環境問題ではいろいろなプログラムがどんどん出てきます。ついてきてくださいね。
BBOPは、「Business and Biodiversity Offsets Program」の略です。日本語では「ビジネスと生物多様性オフセットプログラム」と言います。ほぼほぼ、生物多様性オフセットに関する国際基準と言えます。主管しているのはアメリカ国際開発庁(USAID)で、いろいろな国際機関や日本を含む各国政府や民間企業が資金を拠出して運営されています。
BBOPでは、ビジネス活動が原因で生じる生物多様性の損失を、何か他のことで補って、正味ではゼロ(できればプラス)にすることを目指します。

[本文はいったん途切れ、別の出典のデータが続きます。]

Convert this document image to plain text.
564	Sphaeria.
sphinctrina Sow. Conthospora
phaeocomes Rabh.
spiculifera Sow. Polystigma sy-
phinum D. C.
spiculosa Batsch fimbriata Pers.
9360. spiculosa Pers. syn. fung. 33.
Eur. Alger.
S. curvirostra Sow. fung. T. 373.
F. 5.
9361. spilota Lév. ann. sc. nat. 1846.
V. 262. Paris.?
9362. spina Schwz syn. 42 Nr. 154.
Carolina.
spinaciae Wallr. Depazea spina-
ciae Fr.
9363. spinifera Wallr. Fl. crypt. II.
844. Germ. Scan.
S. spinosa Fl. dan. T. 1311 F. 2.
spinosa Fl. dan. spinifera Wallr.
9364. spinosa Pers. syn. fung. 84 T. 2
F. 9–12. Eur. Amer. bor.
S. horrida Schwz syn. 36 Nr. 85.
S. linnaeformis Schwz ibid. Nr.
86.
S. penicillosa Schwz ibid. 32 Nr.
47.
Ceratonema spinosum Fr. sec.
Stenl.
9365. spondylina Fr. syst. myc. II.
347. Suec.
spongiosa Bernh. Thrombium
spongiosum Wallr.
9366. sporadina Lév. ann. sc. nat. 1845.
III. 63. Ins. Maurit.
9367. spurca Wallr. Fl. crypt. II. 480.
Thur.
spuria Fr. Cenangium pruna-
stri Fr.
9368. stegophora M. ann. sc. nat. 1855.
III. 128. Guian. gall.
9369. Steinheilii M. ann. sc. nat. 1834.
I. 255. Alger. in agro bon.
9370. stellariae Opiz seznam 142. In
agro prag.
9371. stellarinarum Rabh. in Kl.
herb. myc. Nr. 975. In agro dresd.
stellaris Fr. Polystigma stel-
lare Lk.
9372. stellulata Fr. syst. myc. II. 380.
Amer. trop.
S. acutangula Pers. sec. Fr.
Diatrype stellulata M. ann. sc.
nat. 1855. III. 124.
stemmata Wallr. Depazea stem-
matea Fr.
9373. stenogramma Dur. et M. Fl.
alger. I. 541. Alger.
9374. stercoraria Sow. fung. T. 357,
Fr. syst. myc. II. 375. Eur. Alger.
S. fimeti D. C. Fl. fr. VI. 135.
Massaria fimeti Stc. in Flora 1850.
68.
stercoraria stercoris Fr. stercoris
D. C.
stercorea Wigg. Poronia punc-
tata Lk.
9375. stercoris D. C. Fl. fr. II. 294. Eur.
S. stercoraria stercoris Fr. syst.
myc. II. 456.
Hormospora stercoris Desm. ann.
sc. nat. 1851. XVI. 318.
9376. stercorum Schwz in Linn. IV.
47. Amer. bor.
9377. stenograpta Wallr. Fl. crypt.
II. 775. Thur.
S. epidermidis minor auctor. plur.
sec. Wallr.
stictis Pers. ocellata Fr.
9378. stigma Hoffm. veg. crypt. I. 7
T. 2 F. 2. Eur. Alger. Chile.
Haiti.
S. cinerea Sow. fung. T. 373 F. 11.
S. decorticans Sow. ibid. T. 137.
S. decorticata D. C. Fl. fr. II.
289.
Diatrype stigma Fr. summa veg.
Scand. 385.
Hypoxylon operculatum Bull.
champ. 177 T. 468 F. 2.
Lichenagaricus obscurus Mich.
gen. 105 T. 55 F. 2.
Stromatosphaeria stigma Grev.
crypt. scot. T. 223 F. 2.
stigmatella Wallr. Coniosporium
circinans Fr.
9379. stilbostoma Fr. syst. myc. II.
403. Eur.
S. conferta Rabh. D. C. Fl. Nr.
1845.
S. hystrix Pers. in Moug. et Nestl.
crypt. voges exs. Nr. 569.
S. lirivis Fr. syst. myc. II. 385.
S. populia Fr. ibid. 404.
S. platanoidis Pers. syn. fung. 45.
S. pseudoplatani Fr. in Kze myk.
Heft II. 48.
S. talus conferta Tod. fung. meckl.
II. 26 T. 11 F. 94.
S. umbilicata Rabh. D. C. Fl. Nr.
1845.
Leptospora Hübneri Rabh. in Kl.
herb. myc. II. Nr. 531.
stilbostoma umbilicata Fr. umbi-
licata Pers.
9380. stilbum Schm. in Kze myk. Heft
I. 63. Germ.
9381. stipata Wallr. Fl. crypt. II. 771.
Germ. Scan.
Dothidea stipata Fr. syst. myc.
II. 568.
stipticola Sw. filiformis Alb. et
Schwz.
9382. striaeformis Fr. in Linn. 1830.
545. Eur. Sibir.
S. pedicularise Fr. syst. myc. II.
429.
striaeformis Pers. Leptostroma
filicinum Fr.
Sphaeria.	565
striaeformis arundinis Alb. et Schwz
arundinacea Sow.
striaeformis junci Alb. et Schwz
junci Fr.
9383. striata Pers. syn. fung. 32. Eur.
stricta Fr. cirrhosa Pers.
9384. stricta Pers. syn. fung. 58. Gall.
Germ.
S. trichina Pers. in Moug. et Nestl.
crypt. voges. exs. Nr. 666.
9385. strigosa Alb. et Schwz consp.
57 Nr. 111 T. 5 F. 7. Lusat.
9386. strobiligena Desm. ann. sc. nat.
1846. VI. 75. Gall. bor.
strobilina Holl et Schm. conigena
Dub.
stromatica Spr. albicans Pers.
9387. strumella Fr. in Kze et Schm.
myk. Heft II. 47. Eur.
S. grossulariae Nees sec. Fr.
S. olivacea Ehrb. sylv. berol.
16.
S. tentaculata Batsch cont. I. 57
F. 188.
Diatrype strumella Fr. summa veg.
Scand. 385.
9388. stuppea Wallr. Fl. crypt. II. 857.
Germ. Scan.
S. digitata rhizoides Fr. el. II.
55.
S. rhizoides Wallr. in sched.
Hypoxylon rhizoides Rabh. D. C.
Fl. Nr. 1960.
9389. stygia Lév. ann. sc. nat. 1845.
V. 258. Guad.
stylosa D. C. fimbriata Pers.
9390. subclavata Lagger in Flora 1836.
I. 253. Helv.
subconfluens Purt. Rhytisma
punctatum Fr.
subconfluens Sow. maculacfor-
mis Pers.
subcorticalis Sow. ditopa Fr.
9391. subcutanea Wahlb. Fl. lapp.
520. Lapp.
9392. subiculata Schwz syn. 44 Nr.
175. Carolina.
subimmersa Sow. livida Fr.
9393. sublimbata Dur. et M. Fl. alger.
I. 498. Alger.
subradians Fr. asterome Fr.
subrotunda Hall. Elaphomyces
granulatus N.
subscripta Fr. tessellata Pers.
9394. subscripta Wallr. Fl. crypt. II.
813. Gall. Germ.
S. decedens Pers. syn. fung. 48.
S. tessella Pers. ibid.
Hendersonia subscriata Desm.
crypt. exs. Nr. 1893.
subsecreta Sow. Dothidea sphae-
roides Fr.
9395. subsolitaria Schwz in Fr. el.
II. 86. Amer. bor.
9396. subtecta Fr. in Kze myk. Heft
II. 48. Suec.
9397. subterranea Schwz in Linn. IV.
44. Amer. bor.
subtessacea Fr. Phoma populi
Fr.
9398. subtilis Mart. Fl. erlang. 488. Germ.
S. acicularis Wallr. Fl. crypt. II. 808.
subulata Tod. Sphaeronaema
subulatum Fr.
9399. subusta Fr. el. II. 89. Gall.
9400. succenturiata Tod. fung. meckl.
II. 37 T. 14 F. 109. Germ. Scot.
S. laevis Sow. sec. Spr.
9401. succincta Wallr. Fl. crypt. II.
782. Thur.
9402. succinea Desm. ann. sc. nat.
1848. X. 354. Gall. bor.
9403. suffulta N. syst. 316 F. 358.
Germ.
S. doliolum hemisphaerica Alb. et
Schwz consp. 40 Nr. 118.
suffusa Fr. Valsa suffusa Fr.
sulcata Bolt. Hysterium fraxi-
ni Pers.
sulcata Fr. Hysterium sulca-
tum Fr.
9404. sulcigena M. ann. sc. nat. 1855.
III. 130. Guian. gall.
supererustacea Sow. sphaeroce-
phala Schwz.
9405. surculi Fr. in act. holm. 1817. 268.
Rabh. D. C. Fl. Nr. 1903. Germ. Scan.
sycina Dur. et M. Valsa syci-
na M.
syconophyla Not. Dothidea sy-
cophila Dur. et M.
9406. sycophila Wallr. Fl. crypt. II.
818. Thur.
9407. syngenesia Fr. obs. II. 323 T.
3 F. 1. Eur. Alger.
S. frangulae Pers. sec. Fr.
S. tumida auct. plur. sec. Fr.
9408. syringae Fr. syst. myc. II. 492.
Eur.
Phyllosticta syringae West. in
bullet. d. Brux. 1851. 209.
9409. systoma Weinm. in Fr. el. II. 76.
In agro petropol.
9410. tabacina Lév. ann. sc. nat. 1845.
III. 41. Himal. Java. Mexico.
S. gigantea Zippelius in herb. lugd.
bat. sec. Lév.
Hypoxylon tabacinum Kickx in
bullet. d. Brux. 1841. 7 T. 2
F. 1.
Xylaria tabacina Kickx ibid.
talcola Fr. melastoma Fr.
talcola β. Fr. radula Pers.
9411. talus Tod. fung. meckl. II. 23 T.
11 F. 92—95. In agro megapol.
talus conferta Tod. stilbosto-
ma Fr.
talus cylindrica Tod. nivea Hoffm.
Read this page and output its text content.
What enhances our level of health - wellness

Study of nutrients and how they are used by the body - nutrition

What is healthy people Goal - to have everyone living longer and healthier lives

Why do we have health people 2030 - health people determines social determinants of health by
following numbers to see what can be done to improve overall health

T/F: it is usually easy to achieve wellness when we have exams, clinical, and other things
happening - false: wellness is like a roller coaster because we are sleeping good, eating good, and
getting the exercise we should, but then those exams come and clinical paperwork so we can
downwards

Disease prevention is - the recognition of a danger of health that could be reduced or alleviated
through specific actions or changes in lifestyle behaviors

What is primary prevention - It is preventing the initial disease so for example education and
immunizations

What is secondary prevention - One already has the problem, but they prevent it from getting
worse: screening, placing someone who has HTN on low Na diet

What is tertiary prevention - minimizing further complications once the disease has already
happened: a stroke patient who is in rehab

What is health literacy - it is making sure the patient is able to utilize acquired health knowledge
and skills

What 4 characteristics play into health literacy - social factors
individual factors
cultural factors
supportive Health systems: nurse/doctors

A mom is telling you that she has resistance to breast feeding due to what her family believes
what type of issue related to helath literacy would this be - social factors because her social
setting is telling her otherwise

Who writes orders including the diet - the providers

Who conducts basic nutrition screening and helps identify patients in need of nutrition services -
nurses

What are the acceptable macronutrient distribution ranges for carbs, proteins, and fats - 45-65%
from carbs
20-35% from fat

例えば、鉱山から資源を採掘するには森林を伐採したりクルマを走らせたりして生物多様性に損失を与えます。そこで、鉱山から少し離れたところに土地を確保して植林をしたり、生物の通り道をつくったりして、損失分を補います。
世界最大の小売業ウォルマートは店舗を設置する場合には、その店舗面積以上の森林を必ず確保して永久に保全すると約束しています。(これは、NFWF(連邦魚類野生生物基金)との「エーカー・フォア・アメリカ」というパートナーシップです。)
日本で企業活動をする主体でも、ますますBBOPの考え方は重要になります。
日本は森林大国なのですが、放置森林が大きな問題になっています。国産森林資源を活用する産業の収益性が大きく低下しているわけです。それはビジネスとは関係が無い林業の問題と言うわけではありません。生産性の高い(生育の早い)熱帯の国から、安価な外材を大量に調達して直接的に利益を上げたしり、それを使って新しい商品を開発し販売して利益を上げている企業の存在があります。
企業が収益を目指すなかで、直接的あるいは間接的に損なった生物多様性を、何らかの代替手段(例えば国内森林の保全など)で、補うことはもっと推奨されてもよいです。そして、それを実行した企業はもっと称賛されるべきだと思います。